The expected outcome of this approach would be to reduce the instances of users wasting time navigating to faulty bikes, improving overall user satisfaction, as measured by increased total ridership.
An enhanced maintenance algorithm
Sequence bike repair pick-ups by optimising for bikes with severe ride quality issues. For instance, a bike with a missing seat is prioritised higher than one without a bell.
This could be balanced with other variables including frequency of use, historical repair data, and proximity from maintenance contractor.
This should reduce the downtime of bikes and increase their overall utilisation, as bikes are repaired and returned to service faster, ensuring a higher availability of functional bikes for riders.
An improved post-ride review interface
Enhance the current post-ride review interface (above) to include reporting specific issues like missing seats or pedals.
Combined with the two previous solutions this new feature would lead to more precise identification of bike faults.
A colleague who gave me input on this work also suggested that adding incentives might encourage riders to review more often and accurately. This is an interesting optimisation that warrants more exploration and experimentation. How would we make sure people didn’t abuse it?

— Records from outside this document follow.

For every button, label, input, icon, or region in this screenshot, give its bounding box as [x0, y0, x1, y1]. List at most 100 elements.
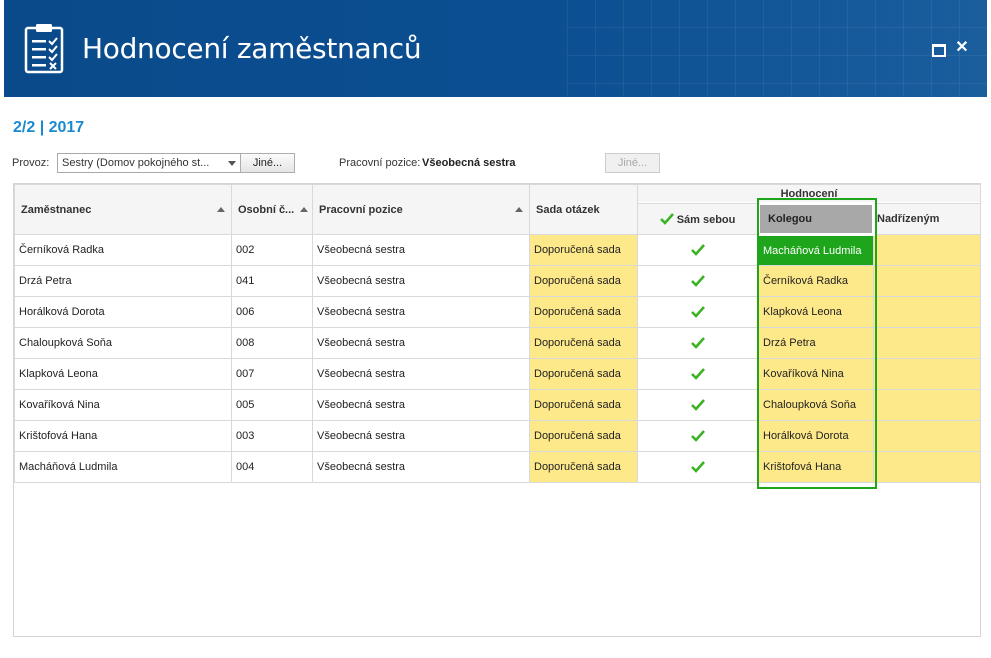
cell-sam-sebou[interactable] [637, 420, 759, 452]
cell-nadrizenym[interactable] [873, 420, 981, 452]
cell-kolegou[interactable]: Drzá Petra [758, 327, 874, 359]
provoz-select-value: Sestry (Domov pokojného st... [62, 157, 210, 169]
cell-pozice[interactable]: Všeobecná sestra [312, 296, 530, 328]
table-row[interactable]: Klapková Leona 007 Všeobecná sestra Doporuč… [14, 358, 981, 390]
pozice-value: Všeobecná sestra [422, 157, 516, 169]
cell-kolegou[interactable]: Horálková Dorota [758, 420, 874, 452]
cell-sam-sebou[interactable] [637, 296, 759, 328]
sort-asc-icon [300, 206, 308, 212]
cell-nadrizenym[interactable] [873, 451, 981, 483]
cell-kolegou[interactable]: Macháňová Ludmila [758, 234, 874, 266]
cell-nadrizenym[interactable] [873, 327, 981, 359]
cell-nadrizenym[interactable] [873, 265, 981, 297]
provoz-select[interactable]: Sestry (Domov pokojného st... [57, 153, 241, 173]
column-group-hodnoceni: Hodnocení [637, 184, 981, 204]
cell-kolegou[interactable]: Chaloupková Soňa [758, 389, 874, 421]
checkmark-icon [691, 399, 705, 411]
cell-sam-sebou[interactable] [637, 327, 759, 359]
column-header-label: Osobní č... [238, 203, 295, 216]
cell-kolegou[interactable]: Černíková Radka [758, 265, 874, 297]
cell-pozice[interactable]: Všeobecná sestra [312, 389, 530, 421]
cell-sam-sebou[interactable] [637, 451, 759, 483]
cell-zamestnanec[interactable]: Chaloupková Soňa [14, 327, 232, 359]
title-bar: Hodnocení zaměstnanců ✕ [4, 0, 987, 97]
evaluation-grid[interactable]: Zaměstnanec Osobní č... Pracovní pozice … [13, 183, 981, 637]
table-row[interactable]: Drzá Petra 041 Všeobecná sestra Doporučená … [14, 265, 981, 297]
cell-zamestnanec[interactable]: Horálková Dorota [14, 296, 232, 328]
cell-nadrizenym[interactable] [873, 296, 981, 328]
cell-sada[interactable]: Doporučená sada [529, 420, 638, 452]
checkmark-icon [691, 275, 705, 287]
sort-asc-icon [217, 206, 225, 212]
column-header-kolegou[interactable]: Kolegou [757, 202, 875, 236]
jine-provoz-button[interactable]: Jiné... [240, 153, 295, 173]
column-header-zamestnanec[interactable]: Zaměstnanec [14, 184, 232, 235]
table-row[interactable]: Macháňová Ludmila 004 Všeobecná sestra Dopo… [14, 451, 981, 483]
cell-sam-sebou[interactable] [637, 234, 759, 266]
column-header-label: Zaměstnanec [21, 203, 92, 216]
column-header-sam[interactable]: Sám sebou [637, 203, 759, 235]
cell-pozice[interactable]: Všeobecná sestra [312, 327, 530, 359]
cell-pozice[interactable]: Všeobecná sestra [312, 451, 530, 483]
cell-osobni-cislo[interactable]: 002 [231, 234, 313, 266]
checkmark-icon [691, 306, 705, 318]
cell-sada[interactable]: Doporučená sada [529, 327, 638, 359]
cell-osobni-cislo[interactable]: 008 [231, 327, 313, 359]
cell-sada[interactable]: Doporučená sada [529, 265, 638, 297]
column-header-sada[interactable]: Sada otázek [529, 184, 638, 235]
cell-sada[interactable]: Doporučená sada [529, 234, 638, 266]
cell-kolegou[interactable]: Krištofová Hana [758, 451, 874, 483]
column-header-label: Pracovní pozice [319, 203, 403, 216]
cell-sada[interactable]: Doporučená sada [529, 358, 638, 390]
evaluation-table: Zaměstnanec Osobní č... Pracovní pozice … [14, 184, 981, 483]
cell-osobni-cislo[interactable]: 041 [231, 265, 313, 297]
column-header-label: Sám sebou [676, 213, 736, 226]
cell-kolegou[interactable]: Kovaříková Nina [758, 358, 874, 390]
window-title: Hodnocení zaměstnanců [82, 32, 422, 65]
close-icon[interactable]: ✕ [954, 40, 970, 56]
cell-pozice[interactable]: Všeobecná sestra [312, 420, 530, 452]
column-header-pozice[interactable]: Pracovní pozice [312, 184, 530, 235]
column-header-label: Sada otázek [536, 203, 600, 216]
table-row[interactable]: Horálková Dorota 006 Všeobecná sestra Dopor… [14, 296, 981, 328]
cell-nadrizenym[interactable] [873, 358, 981, 390]
provoz-label: Provoz: [12, 157, 50, 169]
column-header-nadrizenym[interactable]: Nadřízeným [873, 203, 981, 235]
cell-osobni-cislo[interactable]: 004 [231, 451, 313, 483]
column-header-osobni[interactable]: Osobní č... [231, 184, 313, 235]
cell-nadrizenym[interactable] [873, 234, 981, 266]
table-row[interactable]: Krištofová Hana 003 Všeobecná sestra Doporu… [14, 420, 981, 452]
cell-osobni-cislo[interactable]: 007 [231, 358, 313, 390]
sort-asc-icon [515, 206, 523, 212]
cell-kolegou[interactable]: Klapková Leona [758, 296, 874, 328]
cell-sam-sebou[interactable] [637, 265, 759, 297]
cell-zamestnanec[interactable]: Černíková Radka [14, 234, 232, 266]
cell-zamestnanec[interactable]: Kovaříková Nina [14, 389, 232, 421]
cell-sada[interactable]: Doporučená sada [529, 451, 638, 483]
cell-zamestnanec[interactable]: Krištofová Hana [14, 420, 232, 452]
filter-row: Provoz: Sestry (Domov pokojného st... Ji… [12, 153, 672, 173]
cell-pozice[interactable]: Všeobecná sestra [312, 234, 530, 266]
cell-osobni-cislo[interactable]: 005 [231, 389, 313, 421]
cell-sam-sebou[interactable] [637, 358, 759, 390]
table-row[interactable]: Chaloupková Soňa 008 Všeobecná sestra Dopor… [14, 327, 981, 359]
cell-sada[interactable]: Doporučená sada [529, 389, 638, 421]
table-row[interactable]: Kovaříková Nina 005 Všeobecná sestra Doporu… [14, 389, 981, 421]
cell-sada[interactable]: Doporučená sada [529, 296, 638, 328]
checkmark-icon [659, 212, 674, 225]
table-row[interactable]: Černíková Radka 002 Všeobecná sestra Doporu… [14, 234, 981, 266]
cell-zamestnanec[interactable]: Klapková Leona [14, 358, 232, 390]
checkmark-icon [691, 244, 705, 256]
clipboard-checklist-icon [24, 24, 64, 74]
cell-zamestnanec[interactable]: Drzá Petra [14, 265, 232, 297]
cell-osobni-cislo[interactable]: 003 [231, 420, 313, 452]
cell-nadrizenym[interactable] [873, 389, 981, 421]
cell-sam-sebou[interactable] [637, 389, 759, 421]
maximize-icon[interactable] [930, 40, 946, 57]
cell-zamestnanec[interactable]: Macháňová Ludmila [14, 451, 232, 483]
checkmark-icon [691, 461, 705, 473]
cell-pozice[interactable]: Všeobecná sestra [312, 358, 530, 390]
cell-osobni-cislo[interactable]: 006 [231, 296, 313, 328]
cell-pozice[interactable]: Všeobecná sestra [312, 265, 530, 297]
pozice-label: Pracovní pozice: [339, 157, 421, 169]
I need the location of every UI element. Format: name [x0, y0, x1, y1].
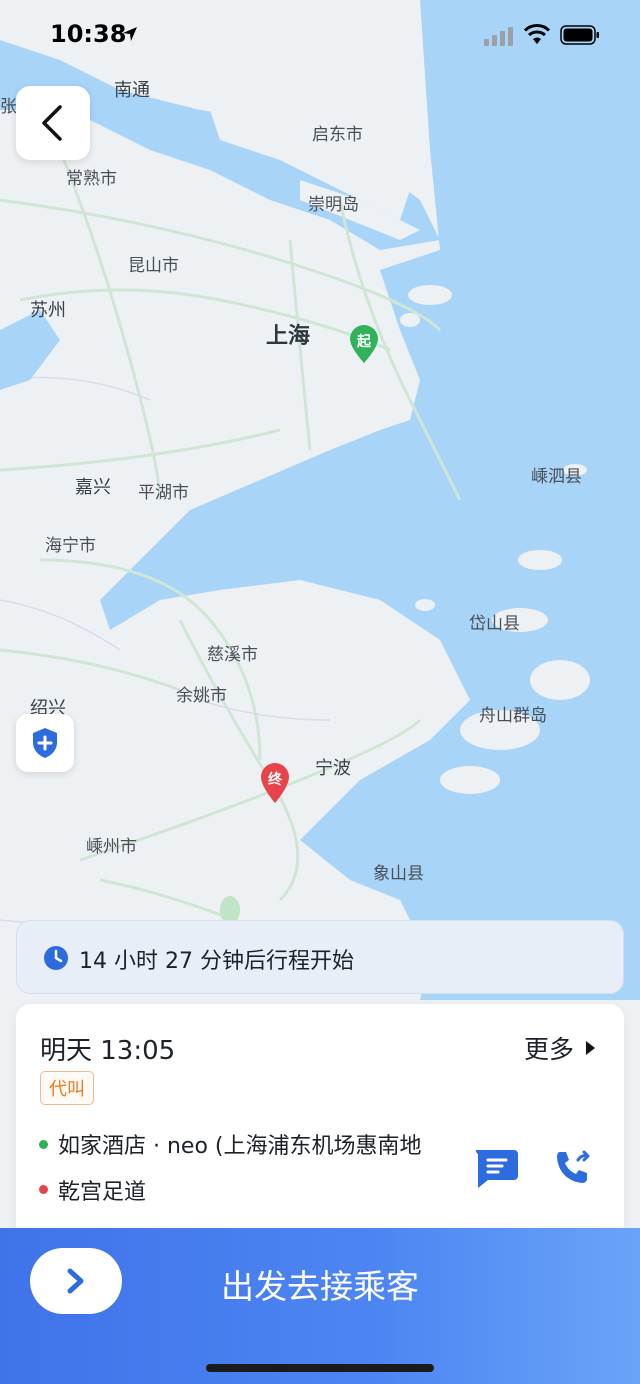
order-time: 明天 13:05 — [40, 1036, 176, 1066]
map-label-cixi: 慈溪市 — [207, 645, 258, 665]
order-tag: 代叫 — [40, 1071, 94, 1105]
location-arrow-icon — [123, 27, 137, 41]
phone-call-icon[interactable] — [550, 1146, 594, 1190]
pickup-address: 如家酒店 · neo (上海浦东机场惠南地 — [58, 1134, 422, 1159]
map-label-haining: 海宁市 — [45, 536, 96, 556]
map-label-shengsi: 嵊泗县 — [531, 467, 582, 487]
end-pin-label: 终 — [268, 772, 282, 788]
status-time: 10:38 — [50, 20, 127, 48]
dropoff-dot — [39, 1185, 48, 1194]
pickup-dot — [39, 1140, 48, 1149]
trip-countdown-text: 14 小时 27 分钟后行程开始 — [79, 949, 354, 974]
map-label-pinghu: 平湖市 — [138, 483, 189, 503]
start-pickup-label: 出发去接乘客 — [221, 1267, 419, 1306]
map-label-suzhou: 苏州 — [30, 300, 66, 321]
clock-icon — [44, 946, 68, 970]
map-label-yuyao: 余姚市 — [176, 686, 227, 706]
battery-icon — [560, 25, 599, 45]
chevron-left-icon — [42, 105, 62, 141]
end-pin[interactable]: 终 — [259, 762, 291, 808]
home-indicator — [206, 1364, 434, 1372]
map-label-kunshan: 昆山市 — [128, 256, 179, 276]
caret-right-icon — [586, 1041, 595, 1055]
start-pin[interactable]: 起 — [348, 324, 380, 368]
map-label-nantong: 南通 — [114, 80, 150, 101]
map-label-zhoushan: 舟山群岛 — [479, 706, 547, 726]
shield-icon — [33, 728, 57, 758]
start-pin-label: 起 — [357, 334, 371, 350]
map-label-zhang: 张 — [0, 97, 17, 117]
more-button[interactable]: 更多 — [524, 1030, 574, 1066]
order-card[interactable]: 明天 13:05 更多 代叫 如家酒店 · neo (上海浦东机场惠南地 乾宫足… — [16, 1004, 624, 1264]
trip-countdown-banner: 14 小时 27 分钟后行程开始 — [16, 920, 624, 994]
wifi-icon — [524, 24, 550, 44]
map-label-xiangshan: 象山县 — [373, 864, 424, 884]
start-pickup-bar[interactable]: 出发去接乘客 — [0, 1228, 640, 1384]
dropoff-address: 乾宫足道 — [58, 1180, 147, 1205]
map-label-shanghai: 上海 — [266, 324, 311, 349]
map-label-chongming: 崇明岛 — [308, 195, 359, 215]
map-label-daishan: 岱山县 — [469, 614, 520, 634]
status-bar: 10:38 — [0, 0, 640, 70]
map-label-shengzhou: 嵊州市 — [86, 837, 137, 857]
cellular-signal-icon — [484, 27, 513, 46]
safety-button[interactable] — [16, 714, 74, 772]
map-label-jiaxing: 嘉兴 — [75, 477, 111, 498]
back-button[interactable] — [16, 86, 90, 160]
map-label-qidong: 启东市 — [312, 125, 363, 145]
message-icon[interactable] — [472, 1146, 520, 1190]
map-label-changshu: 常熟市 — [66, 169, 117, 189]
map-label-ningbo: 宁波 — [315, 758, 351, 779]
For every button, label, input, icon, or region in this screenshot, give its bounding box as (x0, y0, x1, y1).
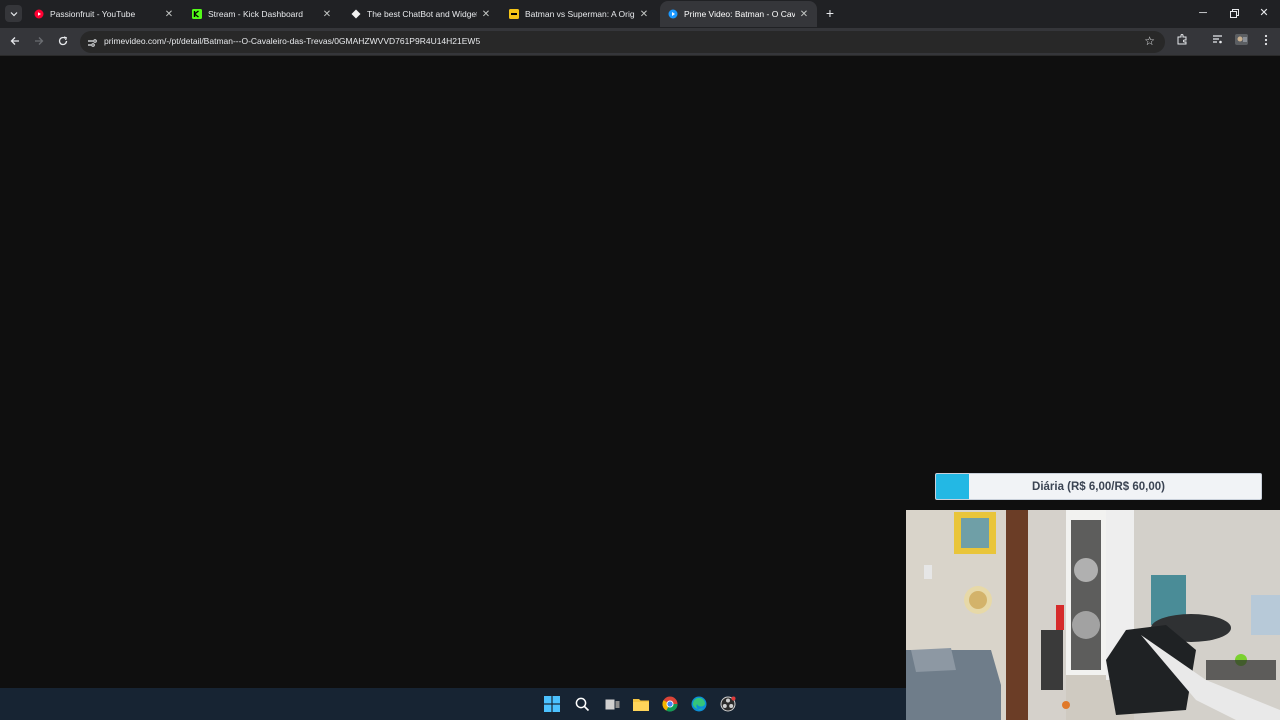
tab-kick-dashboard[interactable]: Stream - Kick Dashboard ✕ (184, 1, 340, 27)
close-window-button[interactable]: ✕ (1256, 4, 1272, 22)
tab-title: Batman vs Superman: A Origem (525, 9, 635, 19)
tab-strip: Passionfruit - YouTube ✕ Stream - Kick D… (0, 0, 1280, 28)
minimize-button[interactable]: ─ (1195, 4, 1211, 22)
tab-batman-vs-superman[interactable]: Batman vs Superman: A Origem ✕ (501, 1, 657, 27)
file-explorer-icon[interactable] (629, 692, 653, 716)
obs-icon[interactable] (716, 692, 740, 716)
forward-button[interactable] (31, 34, 47, 50)
media-controls-button[interactable] (1209, 34, 1225, 50)
arrow-left-icon (10, 37, 19, 45)
daily-goal-bar: Diária (R$ 6,00/R$ 60,00) (935, 473, 1262, 500)
restore-icon (1229, 9, 1239, 18)
tab-title: Prime Video: Batman - O Cavaleiro das Tr… (684, 9, 795, 19)
chevron-down-icon (10, 11, 17, 16)
extensions-button[interactable] (1174, 34, 1190, 50)
profile-avatar[interactable] (1233, 34, 1249, 50)
webcam-scene (906, 510, 1280, 720)
reload-icon (58, 36, 68, 46)
reload-button[interactable] (55, 34, 71, 50)
bookmark-star-icon[interactable]: ☆ (1144, 34, 1155, 48)
close-tab-icon[interactable]: ✕ (639, 9, 649, 20)
tab-chatbot-widgets[interactable]: The best ChatBot and Widgets ✕ (343, 1, 499, 27)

Overall, this optimisation would lead to more accurate and specific identification of bike faults and support the benefits of the previous two solutions.
Let’s summarise the key steps thus far
- I had a hunch I wasn’t the only one frustrated when I located Lime’s mechanical faulty bikes.
- Through research interviews, I uncovered users experience nuances and defined a problem.
- I generated a hypothesis to validate and assumptions that are key to supporting it.
- I suggested solutions inspired by research and the problem to be solved to further explore.
So, what’s next?
If I was in the shoes of a product manager at Lime I’d combine these discovery insights with internal Lime data, further research, and institutional team expertise to:
- Ideate to uncover usable solutions: mature and iterate solutions with team and user feedback.
- Diminish value risk: validate assumptions to better understand if users will value the solutions.
- Diminish feasibility risk: work with engineering to reduce uncertainties on the ability to technically build the solutions (the best way to and how long it could take).
- Assess the viability: work with key stakeholders across the business to understand their specific constraints and considerations. Is the solution workable for the business, its vision, and its strategy? What does success look like and how are we measuring it?
Next, core version of features can be tested internally as part of an Alpha release before a more complete Beta version is released to a closed group of users.
The goal should be to get enough information through testing and feedback to make decisions confidently and quickly.
I acknowledge there are aspects my outlined approach doesn’t cover, such as go-to-market strategies, or what to do post-launch.
My goal isn’t to be exhaustive but to demonstrate how to apply a lean design thinking process to uncover the building blocks required to inspire truly innovative solutions.
Hopefully it will inspire you to reflect on your own experiences and anecdotes, equipping you with effective strategies and tools you can use to develop antidotes.